After the successful secretion of the enzymes, we had to test the activity of those. In the beginning of those experiments we used shredded PET bottles as a substrate for the PETase, This method was not successful due to the solid crystal structure of PET bottles. Therefore, we switched to other plastic forms available in the supermarket which are more flexible. After a few weeks, we heard of the working group of Professor Zimmermann in Leipzig. His workgroup uses a special PET film with a higher amorphous protion. In the first approaches, we incubated the cultures of C. reinhardtii with the PET film. The PET particles were weighed and microscoped before and after the incubation. Since the results weren’t meaningful, we changed our method. After the incubation time, we extracted the supernatant with ethyl acetate to concentrate TPA for analysis by reverse HPLC. To get a higher significance of the results, we decided to use the concentrated supernatant and incubated it with the different substrates (PET, BHET, MHET). The samples were incubated for 96 hours at 25°C and samples were taken every 24 hours to test activity in dependence of time. Another side experiment included the expression of enzymes in E.Coli. This was done to find out if the activity of the protein was affected by the glycosylation of a eukaryotic chassis compared to the proteins from E.Coli.
Integrated Human Practice
To learn from other scientists, we reached out to Professor Zimmermann from the university of Leipzig. He has been working with the enzyme cutinase on the degradation of PET. His results showed that the degradation of PET works best at high temperatures. Therefore, we tested the activity of our alga at 25°C and 33°C and our enzymes at 25°C, 30°C, 33°C and 40°C.
Our Aim: the Bioreactor
We wanted to create an environmentally friendly recycling system. To realize this, we established our concept in a bioreactor. This allows us to gather the degradation products for the resynthesis of PET. It also offers the perfect growth condition for our green alga and thereby is cheap and eco-friendly. The concept of a green alga in a bioreactor can be increased to bigger volumes, which could lead to an industrial application. But most importantly, a bioreactor is a closed system. An important point in our safety concept is that there is no contact between our genetically engineered organism and the environment.

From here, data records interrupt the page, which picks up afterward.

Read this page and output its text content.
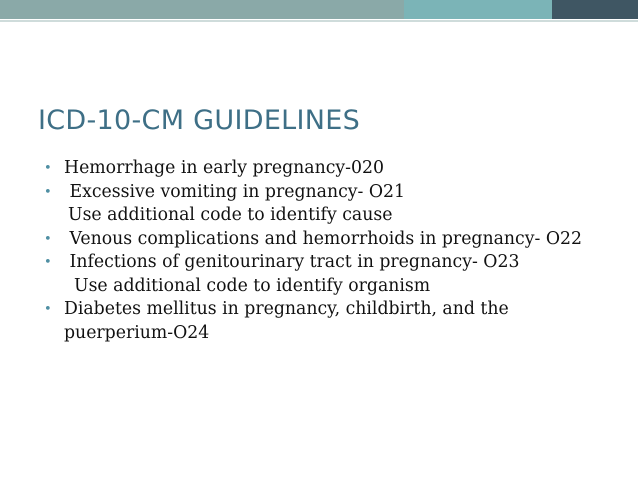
ICD-10-CM GUIDELINES
• Hemorrhage in early pregnancy-020
• Excessive vomiting in pregnancy- O21
Use additional code to identify cause
• Venous complications and hemorrhoids in pregnancy- O22
• Infections of genitourinary tract in pregnancy- O23
Use additional code to identify organism
• Diabetes mellitus in pregnancy, childbirth, and the puerperium-O24
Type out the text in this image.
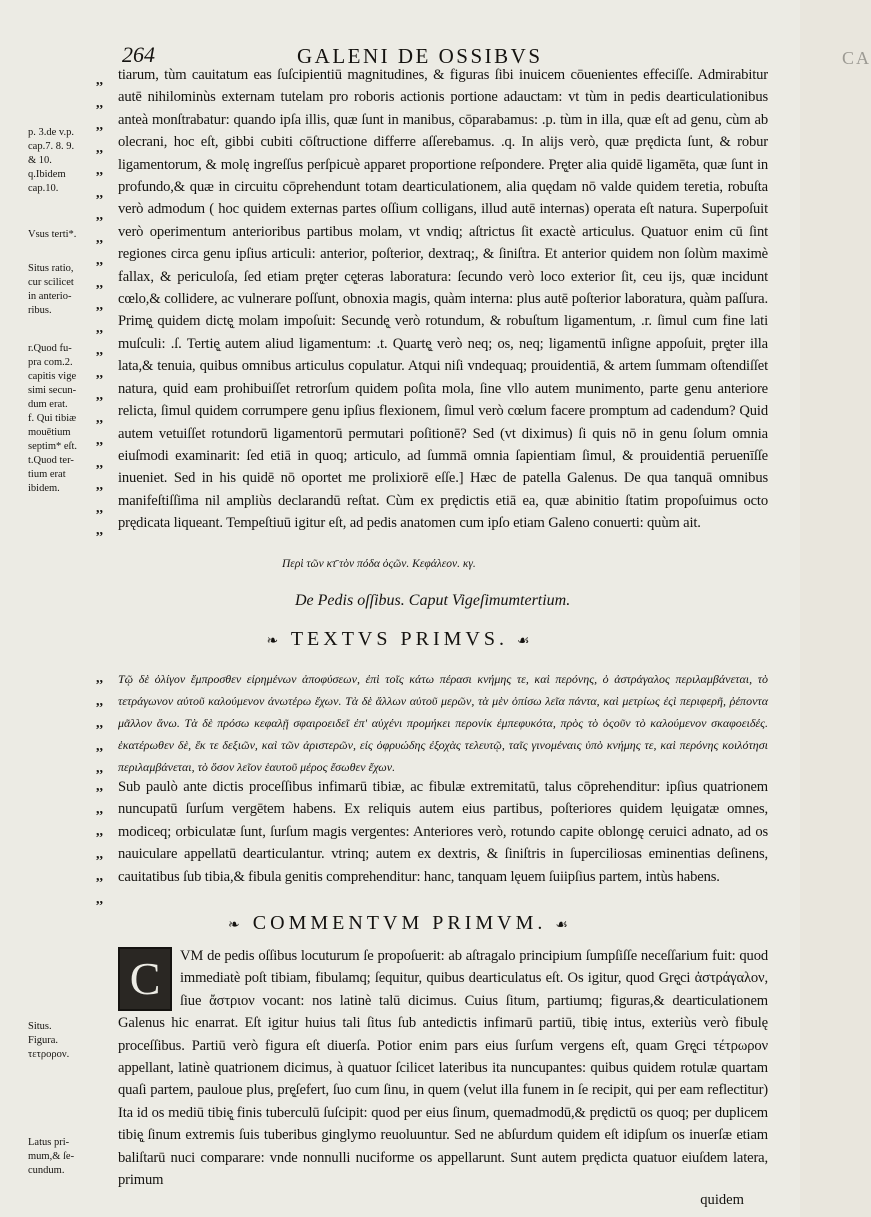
264	GALENI DE OSSIBVS	CA
p. 3.de v.p.
cap.7. 8. 9.
& 10.
q.Ibidem
cap.10.
Vsus terti*.
Situs ratio,
cur scilicet
in anterio-
ribus.
r.Quod fu-
pra com.2.
capitis vige
simi secun-
dum erat.
f. Qui tibiæ
mouētium
septim* eſt.
t.Quod ter-
tium erat
ibidem.
Situs.
Figura.
τετρορον.
Latus pri-
mum,& ſe-
cundum.
,,
,,
,,
,,
,,
,,
,,
,,
,,
,,
,,
,,
,,
,,
,,
,,
,,
,,
,,
,,
,,
,,
,,
,,
,,
,,
,,
,,
,,
,,
,,
,,
tiarum, tùm cauitatum eas ſuſcipientiū magnitudines, & figuras ſibi inuicem cōuenientes effeciſſe. Admirabitur autē nihilominùs externam tutelam pro roboris actionis portione adauctam: vt tùm in pedis dearticulationibus anteà monſtrabatur: quando ipſa illis, quæ ſunt in manibus, cōparabamus: .p. tùm in illa, quæ eſt ad genu, cùm ab olecrani, hoc eſt, gibbi cubiti cōſtructione differre aſſerebamus. .q. In alijs verò, quæ prędicta ſunt, & robur ligamentorum, & molę ingreſſus perſpicuè apparet proportione reſpondere. Prę̨ter alia quidē ligamēta, quæ ſunt in profundo,& quæ in circuitu cōprehendunt totam dearticulationem, alia quędam nō valde quidem teretia, robuſta verò admodum ( hoc quidem externas partes oſſium colligans, illud autē internas) operata eſt natura. Superpoſuit verò operimentum anterioribus partibus molam, vt vndiq; aſtrictus ſit exactè articulus. Quatuor enim cū ſint regiones circa genu ipſius articuli: anterior, poſterior, dextraq;, & ſiniſtra. Et anterior quidem non ſolùm maximè fallax, & periculoſa, ſed etiam prę̨ter cę̨teras laboratura: ſecundo verò loco exterior ſit, ceu ijs, quæ incidunt cœlo,& collidere, ac vulnerare poſſunt, obnoxia magis, quàm interna: plus autē poſterior laboratura, quàm paſſura. Primę̨ quidem dictę̨ molam impoſuit: Secundę̨ verò rotundum, & robuſtum ligamentum, .r. ſimul cum fine lati muſculi: .ſ. Tertię̨ autem aliud ligamentum: .t. Quartę̨ verò neq; os, neq; ligamentū inſigne appoſuit, prę̨ter illa lata,& tenuia, quibus omnibus articulus copulatur. Atqui niſi vndequaq; prouidentiā, & artem ſummam oſtendiſſet natura, quid eam prohibuiſſet retrorſum quidem poſita mola, ſine vllo autem munimento, parte genu anteriore relicta, ſimul quidem corrumpere genu ipſius flexionem, ſimul verò cœlum facere promptum ad cadendum? Quid autem vetuiſſet rotundorū ligamentorū permutari poſitionē? Sed (vt diximus) ſi quis nō in genu ſolum omnia eiuſmodi examinarit: ſed etiā in quoq; articulo, ad ſummā omnia ſapientiam ſimul, & prouidentiā peruenīſſe inueniet. Sed in his quidē nō oportet me prolixiorē eſſe.] Hæc de patella Galenus. De qua tanquā omnibus manifeſtiſſima nil ampliùs declarandū reſtat. Cùm ex prędictis etiā ea, quæ abinitio ſtatim propoſuimus octo prędicata liqueant. Tempeſtiuū igitur eſt, ad pedis anatomen cum ipſo etiam Galeno conuerti: quùm ait.
Περὶ τῶν κτ̄ τὸν πόδα ὀςῶν. Κεφάλεον. κγ.
De Pedis oſſibus. Caput Vigeſimumtertium.
❧ TEXTVS PRIMVS. ☙
Τῷ δὲ ὀλίγον ἔμπροσθεν εἰρημένων ἀποφύσεων, ἐπὶ τοῖς κάτω πέρασι κνήμης τε, καὶ περόνης, ὁ ἀστράγαλος περιλαμβάνεται, τὸ τετράγωνον αὐτοῦ καλούμενον ἀνωτέρω ἔχων. Τὰ δὲ ἄλλων αὐτοῦ μερῶν, τὰ μὲν ὀπίσω λεῖα πάντα, καὶ μετρίως ἐςὶ περιφερῆ, ῥέποντα μᾶλλον ἄνω. Τὰ δὲ πρόσω κεφαλῇ σφαιροειδεῖ ἐπ' αὐχένι προμήκει περονίκ ἐμπεφυκότα, πρὸς τὸ ὀςοῦν τὸ καλούμενον σκαφοειδές. ἑκατέρωθεν δὲ, ἔκ τε δεξιῶν, καὶ τῶν ἀριστερῶν, εἰς ὀφρυώδης ἐξοχὰς τελευτῷ, ταῖς γινομέναις ὑπὸ κνήμης τε, καὶ περόνης κοιλότησι περιλαμβάνεται, τὸ ὅσον λεῖον ἑαυτοῦ μέρος ἔσωθεν ἔχων.
Sub paulò ante dictis proceſſibus infimarū tibiæ, ac fibulæ extremitatū, talus cōprehenditur: ipſius quatrionem nuncupatū ſurſum vergētem habens. Ex reliquis autem eius partibus, poſteriores quidem lęuigatæ omnes, modiceq; orbiculatæ ſunt, ſurſum magis vergentes: Anteriores verò, rotundo capite oblongę ceruici adnato, ad os nauiculare appellatū dearticulantur. vtrinq; autem ex dextris, & ſiniſtris in ſuperciliosas eminentias deſinens, cauitatibus ſub tibia,& fibula genitis comprehenditur: hanc, tanquam lęuem ſuiipſius partem, intùs habens.
❧ COMMENTVM PRIMVM. ☙
C	VM de pedis oſſibus locuturum ſe propoſuerit: ab aſtragalo principium ſumpſiſſe neceſſarium fuit: quod immediatè poſt tibiam, fibulamq; ſequitur, quibus dearticulatus eſt. Os igitur, quod Grę̨ci ἀστράγαλον, ſiue ἄστριον vocant: nos latinè talū dicimus. Cuius ſitum, partiumq; figuras,& dearticulationem Galenus hic enarrat. Eſt igitur huius tali ſitus ſub antedictis infimarū partiū, tibię intus, exteriùs verò fibulę proceſſibus. Partiū verò figura eſt diuerſa. Potior enim pars eius ſurſum vergens eſt, quam Grę̨ci τέτρωρον appellant, latinè quatrionem dicimus, à quatuor ſcilicet lateribus ita nuncupantes: quibus quidem rotulæ quartam quaſi partem, pauloue plus, prę̨ſefert, ſuo cum ſinu, in quem (velut illa funem in ſe recipit, qui per eam reflectitur) Ita id os mediū tibię̨ finis tuberculū ſuſcipit: quod per eius ſinum, quemadmodū,& prędictū os quoq; per duplicem tibię̨ ſinum extremis ſuis tuberibus ginglymo reuoluuntur. Sed ne abſurdum quidem eſt idipſum os inuerſæ etiam baliſtarū nuci comparare: vnde nonnulli nuciforme os appellarunt. Sunt autem prędicta quatuor eiuſdem latera, primum
quidem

1Yoshida, Shosuke; Hiraga, Kazumi; Takehana, Toshihiko; Taniguchi, Ikuo; Yamaji, Hironao; Maeda, Yasuhito et al. (2016): A bacterium that degrades and assimilates poly(ethylene terephthalate). In: Science (New York, N.Y.) 351 (6278), S. 1196–1199. DOI: 10.1126/science.aad6359.
2Schroda, Michael; Blöcker, Dagmar; Beck, Christoph F. (2000): The HSP70A promoter as a tool for the improved expression of transgenes in Chlamydomonas. In: The Plant Journal 21 (2), S. 121–131.

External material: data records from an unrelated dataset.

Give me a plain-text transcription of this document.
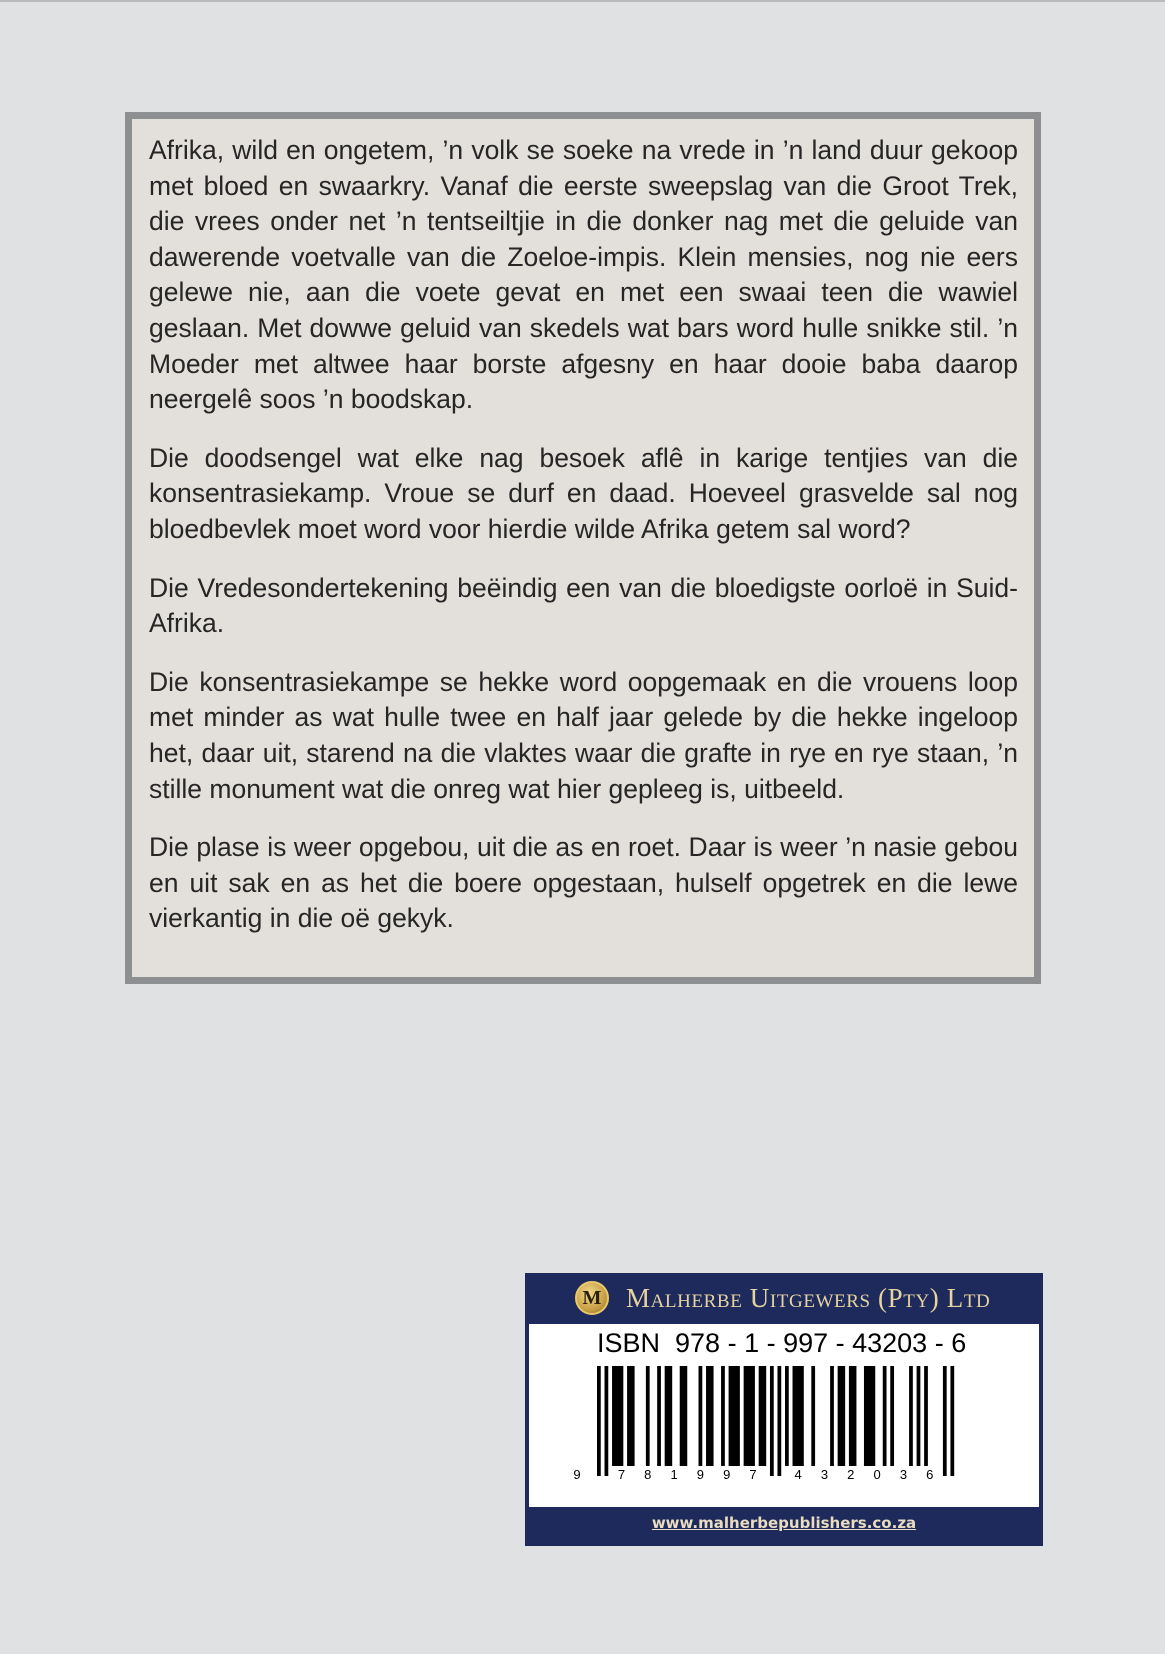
Afrika, wild en ongetem, ’n volk se soeke na vrede in ’n land duur gekoop met bloed en swaarkry. Vanaf die eerste sweepslag van die Groot Trek, die vrees onder net ’n tentseiltjie in die donker nag met die geluide van dawerende voetvalle van die Zoeloe-impis. Klein mensies, nog nie eers gelewe nie, aan die voete gevat en met een swaai teen die wawiel geslaan. Met dowwe geluid van skedels wat bars word hulle snikke stil. ’n Moeder met altwee haar borste afgesny en haar dooie baba daarop neergelê soos ’n boodskap.

Die doodsengel wat elke nag besoek aflê in karige tentjies van die konsentrasiekamp. Vroue se durf en daad. Hoeveel grasvelde sal nog bloedbevlek moet word voor hierdie wilde Afrika getem sal word?

Die Vredesondertekening beëindig een van die bloedigste oorloë in Suid-Afrika.

Die konsentrasiekampe se hekke word oopgemaak en die vrouens loop met minder as wat hulle twee en half jaar gelede by die hekke ingeloop het, daar uit, starend na die vlaktes waar die grafte in rye en rye staan, ’n stille monument wat die onreg wat hier gepleeg is, uitbeeld.

Die plase is weer opgebou, uit die as en roet. Daar is weer ’n nasie gebou en uit sak en as het die boere opgestaan, hulself opgetrek en die lewe vierkantig in die oë gekyk.

M Malherbe Uitgewers (Pty) Ltd
ISBN  978 - 1 - 997 - 43203 - 6
9	7 8 1 9 9 7	4 3 2 0 3 6
www.malherbepublishers.co.za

3Joo, Seongjoon; Cho, In Jin; Seo, Hogyun; Son, Hyeoncheol Francis; Sagong, Hye-Young; Shin, Tae Joo et al. (2018): Structural insight into molecular mechanism of poly(ethylene terephthalate) degradation. In: Nature communications 9 (1), S. 382. DOI: 10.1038/s41467-018-02881-1.

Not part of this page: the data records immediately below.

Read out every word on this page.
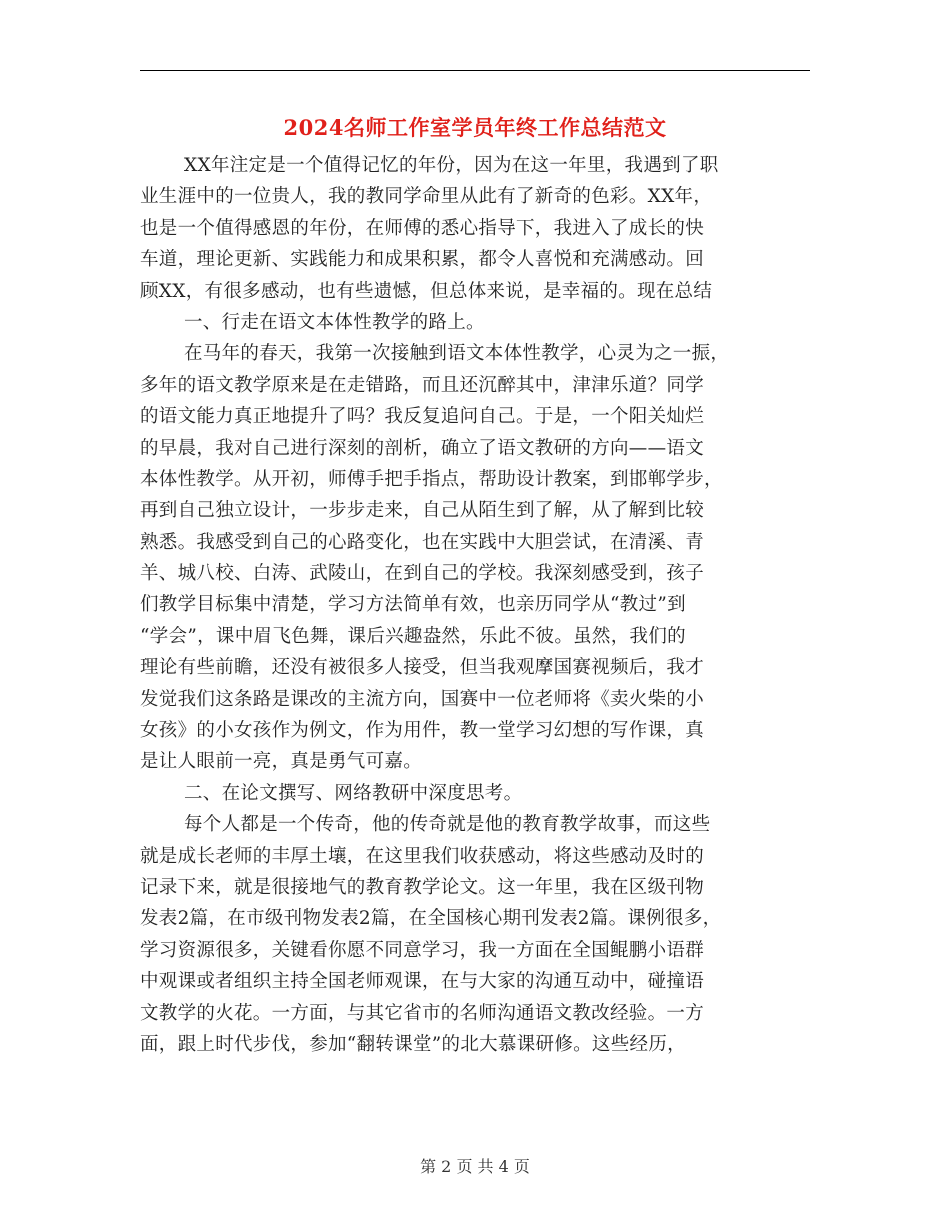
2024名师工作室学员年终工作总结范文
XX年注定是一个值得记忆的年份，因为在这一年里，我遇到了职
业生涯中的一位贵人，我的教同学命里从此有了新奇的色彩。XX年，
也是一个值得感恩的年份，在师傅的悉心指导下，我进入了成长的快
车道，理论更新、实践能力和成果积累，都令人喜悦和充满感动。回
顾XX，有很多感动，也有些遗憾，但总体来说，是幸福的。现在总结
一、行走在语文本体性教学的路上。
在马年的春天，我第一次接触到语文本体性教学，心灵为之一振，
多年的语文教学原来是在走错路，而且还沉醉其中，津津乐道？同学
的语文能力真正地提升了吗？我反复追问自己。于是，一个阳关灿烂
的早晨，我对自己进行深刻的剖析，确立了语文教研的方向——语文
本体性教学。从开初，师傅手把手指点，帮助设计教案，到邯郸学步，
再到自己独立设计，一步步走来，自己从陌生到了解，从了解到比较
熟悉。我感受到自己的心路变化，也在实践中大胆尝试，在清溪、青
羊、城八校、白涛、武陵山，在到自己的学校。我深刻感受到，孩子
们教学目标集中清楚，学习方法简单有效，也亲历同学从“教过”到
“学会”，课中眉飞色舞，课后兴趣盎然，乐此不彼。虽然，我们的
理论有些前瞻，还没有被很多人接受，但当我观摩国赛视频后，我才
发觉我们这条路是课改的主流方向，国赛中一位老师将《卖火柴的小
女孩》的小女孩作为例文，作为用件，教一堂学习幻想的写作课，真
是让人眼前一亮，真是勇气可嘉。
二、在论文撰写、网络教研中深度思考。
每个人都是一个传奇，他的传奇就是他的教育教学故事，而这些
就是成长老师的丰厚土壤，在这里我们收获感动，将这些感动及时的
记录下来，就是很接地气的教育教学论文。这一年里，我在区级刊物
发表2篇，在市级刊物发表2篇，在全国核心期刊发表2篇。课例很多，
学习资源很多，关键看你愿不同意学习，我一方面在全国鲲鹏小语群
中观课或者组织主持全国老师观课，在与大家的沟通互动中，碰撞语
文教学的火花。一方面，与其它省市的名师沟通语文教改经验。一方
面，跟上时代步伐，参加“翻转课堂”的北大慕课研修。这些经历，
第 2 页 共 4 页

4Austin, Harry P.; Allen, Mark D.; Donohoe, Bryon S.; Rorrer, Nicholas A.; Kearns, Fiona L.; Silveira, Rodrigo L. et al. (2018): Characterization and engineering of a plastic-degrading aromatic polyesterase. In: Proceedings of the National Academy of Sciences of the United States of America 115 (19), E4350-E4357. DOI: 10.1073/pnas.1718804115.
5Ramos-Martinez, Erick Miguel; Fimognari, Lorenzo; Sakuragi, Yumiko (2017): High-yield secretion of recombinant proteins from the microalga Chlamydomonas reinhardtii. In: Plant biotechnology journal 15 (9), S. 1214–1224. DOI: 10.1111/pbi.12710.